Answer the questions found in the file

/afs/umbc.edu/users/y/p/ypeng/pub/CMSC341/Proj4/341-Spring05-p4_questions.txt

These questions are worth 10% of the project grade.

Command Line

Project 4 will be invoked with a command line that consists of two arguments:

The first argument is the location of the exclusion file. (Note: the list is by no means complete, just including those we can think of at the time).
The second argument is the location of the input file (warning: text paragraphs in this file may be very large).

An example command line looks like (full paths are omitted)
Proj4 excludedWords.txt AssociatedPress.txt

Sample Output

The following example output is for format purpose only, it is NOT generated from execution of an actual program.
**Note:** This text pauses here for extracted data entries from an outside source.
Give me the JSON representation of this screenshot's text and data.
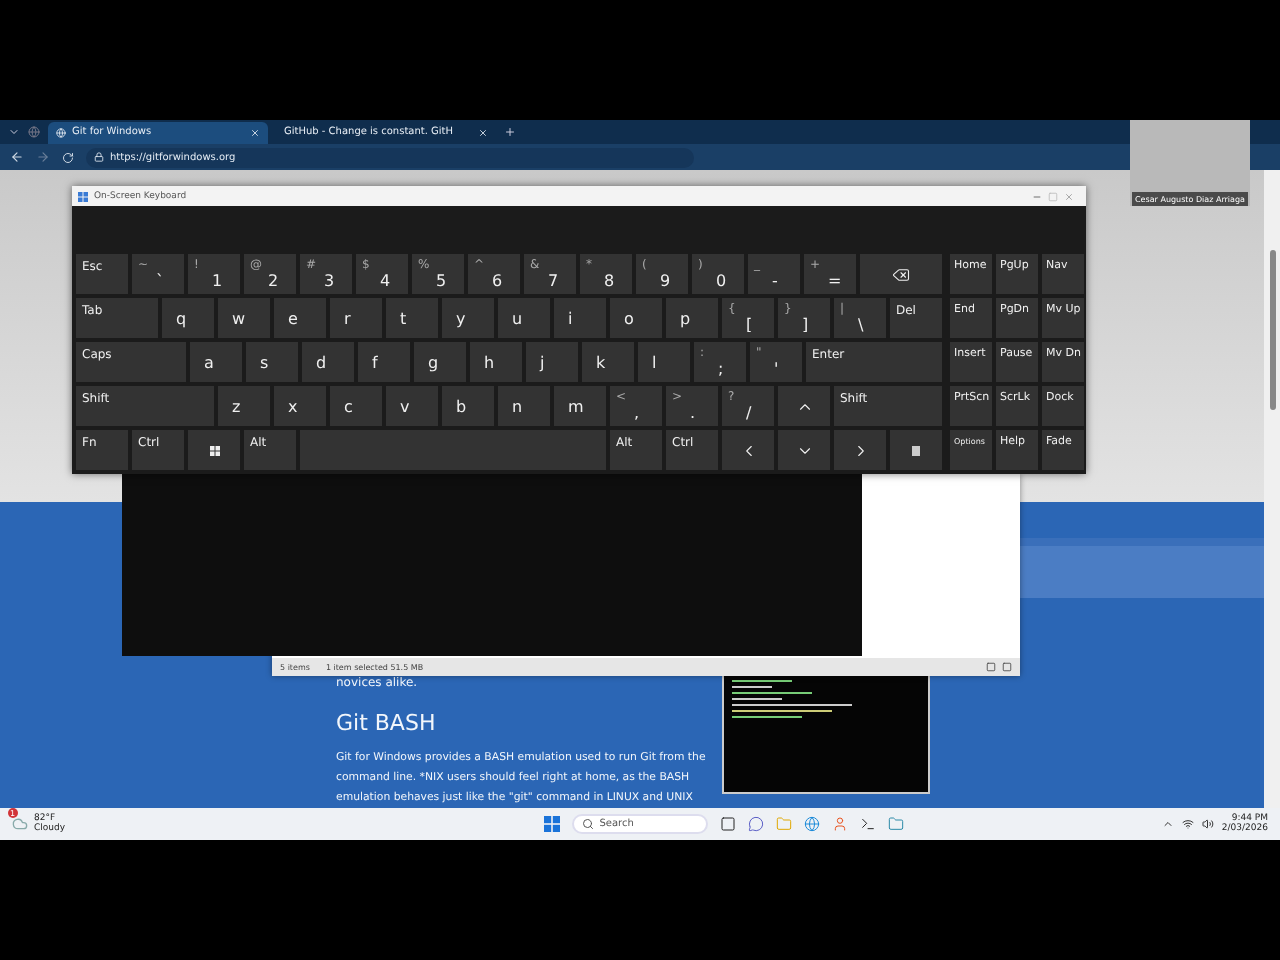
{
  "browser": {
    "tabs": [
      {
        "title": "Git for Windows",
        "selected": true
      },
      {
        "title": "GitHub - Change is constant. GitH",
        "selected": false
      }
    ],
    "address": "https://gitforwindows.org"
  },
  "webcam": {
    "name": "Cesar Augusto Diaz Arriaga"
  },
  "keyboard": {
    "title": "On-Screen Keyboard",
    "rows": [
      [
        {
          "kind": "mod",
          "label": "Esc"
        },
        {
          "kind": "char",
          "shift": "~",
          "label": "`"
        },
        {
          "kind": "char",
          "shift": "!",
          "label": "1"
        },
        {
          "kind": "char",
          "shift": "@",
          "label": "2"
        },
        {
          "kind": "char",
          "shift": "#",
          "label": "3"
        },
        {
          "kind": "char",
          "shift": "$",
          "label": "4"
        },
        {
          "kind": "char",
          "shift": "%",
          "label": "5"
        },
        {
          "kind": "char",
          "shift": "^",
          "label": "6"
        },
        {
          "kind": "char",
          "shift": "&",
          "label": "7"
        },
        {
          "kind": "char",
          "shift": "*",
          "label": "8"
        },
        {
          "kind": "char",
          "shift": "(",
          "label": "9"
        },
        {
          "kind": "char",
          "shift": ")",
          "label": "0"
        },
        {
          "kind": "char",
          "shift": "_",
          "label": "-"
        },
        {
          "kind": "char",
          "shift": "+",
          "label": "="
        },
        {
          "kind": "backspace"
        }
      ],
      [
        {
          "kind": "mod",
          "label": "Tab"
        },
        {
          "kind": "letter",
          "label": "q"
        },
        {
          "kind": "letter",
          "label": "w"
        },
        {
          "kind": "letter",
          "label": "e"
        },
        {
          "kind": "letter",
          "label": "r"
        },
        {
          "kind": "letter",
          "label": "t"
        },
        {
          "kind": "letter",
          "label": "y"
        },
        {
          "kind": "letter",
          "label": "u"
        },
        {
          "kind": "letter",
          "label": "i"
        },
        {
          "kind": "letter",
          "label": "o"
        },
        {
          "kind": "letter",
          "label": "p"
        },
        {
          "kind": "char",
          "shift": "{",
          "label": "["
        },
        {
          "kind": "char",
          "shift": "}",
          "label": "]"
        },
        {
          "kind": "char",
          "shift": "|",
          "label": "\\"
        },
        {
          "kind": "mod",
          "label": "Del"
        }
      ],
      [
        {
          "kind": "mod",
          "label": "Caps"
        },
        {
          "kind": "letter",
          "label": "a"
        },
        {
          "kind": "letter",
          "label": "s"
        },
        {
          "kind": "letter",
          "label": "d"
        },
        {
          "kind": "letter",
          "label": "f"
        },
        {
          "kind": "letter",
          "label": "g"
        },
        {
          "kind": "letter",
          "label": "h"
        },
        {
          "kind": "letter",
          "label": "j"
        },
        {
          "kind": "letter",
          "label": "k"
        },
        {
          "kind": "letter",
          "label": "l"
        },
        {
          "kind": "char",
          "shift": ":",
          "label": ";"
        },
        {
          "kind": "char",
          "shift": "\"",
          "label": "'"
        },
        {
          "kind": "mod",
          "label": "Enter"
        }
      ],
      [
        {
          "kind": "mod",
          "label": "Shift"
        },
        {
          "kind": "letter",
          "label": "z"
        },
        {
          "kind": "letter",
          "label": "x"
        },
        {
          "kind": "letter",
          "label": "c"
        },
        {
          "kind": "letter",
          "label": "v"
        },
        {
          "kind": "letter",
          "label": "b"
        },
        {
          "kind": "letter",
          "label": "n"
        },
        {
          "kind": "letter",
          "label": "m"
        },
        {
          "kind": "char",
          "shift": "<",
          "label": ","
        },
        {
          "kind": "char",
          "shift": ">",
          "label": "."
        },
        {
          "kind": "char",
          "shift": "?",
          "label": "/"
        },
        {
          "kind": "up"
        },
        {
          "kind": "mod",
          "label": "Shift"
        }
      ],
      [
        {
          "kind": "mod",
          "label": "Fn"
        },
        {
          "kind": "mod",
          "label": "Ctrl"
        },
        {
          "kind": "windows"
        },
        {
          "kind": "mod",
          "label": "Alt"
        },
        {
          "kind": "space"
        },
        {
          "kind": "mod",
          "label": "Alt"
        },
        {
          "kind": "mod",
          "label": "Ctrl"
        },
        {
          "kind": "left"
        },
        {
          "kind": "down"
        },
        {
          "kind": "right"
        },
        {
          "kind": "menu"
        }
      ]
    ],
    "nav_rows": [
      [
        "Home",
        "PgUp",
        "Nav"
      ],
      [
        "End",
        "PgDn",
        "Mv Up"
      ],
      [
        "Insert",
        "Pause",
        "Mv Dn"
      ],
      [
        "PrtScn",
        "ScrLk",
        "Dock"
      ],
      [
        "Options",
        "Help",
        "Fade"
      ]
    ]
  },
  "explorer": {
    "status": [
      "5 items",
      "1 item selected  51.5 MB"
    ]
  },
  "page": {
    "intro": "novices alike.",
    "heading": "Git BASH",
    "paragraph": "Git for Windows provides a BASH emulation used to run Git from the command line. *NIX users should feel right at home, as the BASH emulation behaves just like the \"git\" command in LINUX and UNIX"
  },
  "taskbar": {
    "weather": {
      "badge": "1",
      "temp": "82°F",
      "condition": "Cloudy"
    },
    "search": {
      "placeholder": "Search"
    },
    "time": "9:44 PM",
    "date": "2/03/2026"
  }
}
Project 4 excludedWords.txt AssociatedPress.txt

Average number of probings per attempted insertion
    lambda = 0.25     lambda = 0.5     before rehashing     current table size     # distinct words before rehashing
1.55              3.67             11.45                101                     81
      1.12              3.06             10.89                203                    163

The total number of word occurrences in the text file is:    257
The total number of excluded word occurrences is:            78
The total number of included word occurrences is:            179
The total number of distinct words is:                       103
The average word frequency is:                               0.0056
The 20 most frequently occurring words are
     xxxxx (0.051)
     xxxxx (0.049)
     ...
     ...
     xxxxx (0.012)

Grading and Academic Integrity

Your project will be tested using a variety of command lines, some of which will be invalid.
Your project will also be tested using a variety of command files which will test various conditions which your code should handle.

Project grading is described in the Project Policy handout.
Cheating in any form will not be tolerated. Please re-read the Project Policy handout for further details on honesty in doing projects for this course.

Remember, the due date is firm. Submittals made after midnight of the due date will not be accepted. Do not submit any files after that time.